North China Travel Guide
Largely overlooked by visitors to this part of the world, North China has retained its mysterious atmosphere and feels quite different to many parts of China, making it an interesting place to explore.
North China begins just above Beijing and includes a large number of towns, cities and provinces. This area of the country can get rather cold during the winter, so it is a good idea to visit during the summer months. However, this is also when most Chinese children take their summer holidays, so it is best to book hotels and transport in popular area in advance.
North East China is usually referred to as dong bei in Chinese. Largely covered with lush forest, there are a number of natural beauty spots here such as Tian Chi, which is one of the country’s most spiritual lakes. There are three northeastern Chinese provinces; Jilan, Heilongjiang and Liaoning, all of which have a distinctly different feel.
Those who enjoy winter sports such as ice hockey, ice skating and tobogganing will want to visit northeast China during the winter. There are some great venues here for practicing sports and a number of Chinese athletes practice here before taking part in major competitions.
When it comes to eating, North Chinese cuisine has been influenced by a number of different influences such as Japanese, Russian and Manchurian and despite not being able to find a large number of international restaurants in this region of the world, North Chinese dishes are diverse enough to offer plenty of interesting options.

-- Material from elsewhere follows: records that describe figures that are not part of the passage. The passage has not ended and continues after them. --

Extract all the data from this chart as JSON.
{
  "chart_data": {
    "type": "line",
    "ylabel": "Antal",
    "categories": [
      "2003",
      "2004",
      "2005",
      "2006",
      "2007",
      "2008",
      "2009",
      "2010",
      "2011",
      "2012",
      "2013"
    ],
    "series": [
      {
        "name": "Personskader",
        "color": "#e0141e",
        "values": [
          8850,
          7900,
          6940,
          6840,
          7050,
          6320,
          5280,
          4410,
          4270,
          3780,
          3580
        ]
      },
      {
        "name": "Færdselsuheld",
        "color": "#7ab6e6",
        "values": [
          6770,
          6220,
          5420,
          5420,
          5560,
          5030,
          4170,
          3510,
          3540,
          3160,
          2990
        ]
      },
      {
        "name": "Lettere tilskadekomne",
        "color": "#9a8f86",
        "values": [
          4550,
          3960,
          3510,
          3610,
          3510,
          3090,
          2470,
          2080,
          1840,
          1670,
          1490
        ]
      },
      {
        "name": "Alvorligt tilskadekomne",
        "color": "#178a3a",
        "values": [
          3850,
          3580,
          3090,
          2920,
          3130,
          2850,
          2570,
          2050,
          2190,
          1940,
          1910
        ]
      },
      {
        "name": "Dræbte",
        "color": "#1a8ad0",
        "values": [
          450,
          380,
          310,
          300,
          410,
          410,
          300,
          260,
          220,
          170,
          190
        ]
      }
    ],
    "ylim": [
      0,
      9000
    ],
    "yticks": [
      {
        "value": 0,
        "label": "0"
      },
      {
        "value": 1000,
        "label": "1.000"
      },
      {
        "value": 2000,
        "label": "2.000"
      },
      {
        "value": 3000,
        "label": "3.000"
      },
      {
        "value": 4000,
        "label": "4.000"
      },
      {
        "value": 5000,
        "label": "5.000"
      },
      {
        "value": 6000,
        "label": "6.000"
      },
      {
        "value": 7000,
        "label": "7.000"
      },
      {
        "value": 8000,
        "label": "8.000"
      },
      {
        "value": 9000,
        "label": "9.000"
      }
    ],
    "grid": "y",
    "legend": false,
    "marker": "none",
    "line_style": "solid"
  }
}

Although North China doesn’t have as many famous monuments and tourists attractions as other parts of the country, it is hard to beat this region in terms of natural beauty. There are dozens of prominent beauty spots to explore here such as Benxi Shuidong National Park which features a pretty river in a cavern, Changbaishan National Nature Reserve, Jingpohu National Forest Park, Qianshan National Park and Wudalianchi National Forest Park, with its luxurious health spa on site.
Those who want to spend some time in the city should head to Shenyang, which was the former Manchu capital. As well as all the colorful temples, monuments, hotels and restaurants you would expect to find in a large and vibrant city, there are a number of other interesting attractions here. Opened just last year, Royal Ocean World features a large number of aquariums and other displays such as the animal theatre known as Narnian Castle and the Century Forest, which is home to collections of reptiles.
Another interesting city in North China is Dalian, which is situated in Liaoning Province. There are a number of beaches to the south and east of the city, which are pretty places to relax and swim. The beauty of this region is that there are few Western tourists and those who arrive mid-week can almost have the beach to themselves.
Contrary to expectations, getting around North China is actually pretty simple as there are strong road and rail connections between major towns and cities. There are even four international airports here as well as several domestic airports. However, the language barrier can pose a bit of a problem and many people choose to hire a guard to make the experience of exploring go smoothly.
Getting There & Away
North China has four main international airports; Dalian, Changchun, Harbin and Shenyang. Most visitors will probably arrive in Shenyan as there are direct flights from a number of destinations such as the USA, Australia, Japan and Germany. There are regular buses and trains from Shenyan to a large number of towns and cities in north China such as Harbin (7 hours), Dalian (6 hours), and Dandong, while Beijing is an 8-hour train journey away.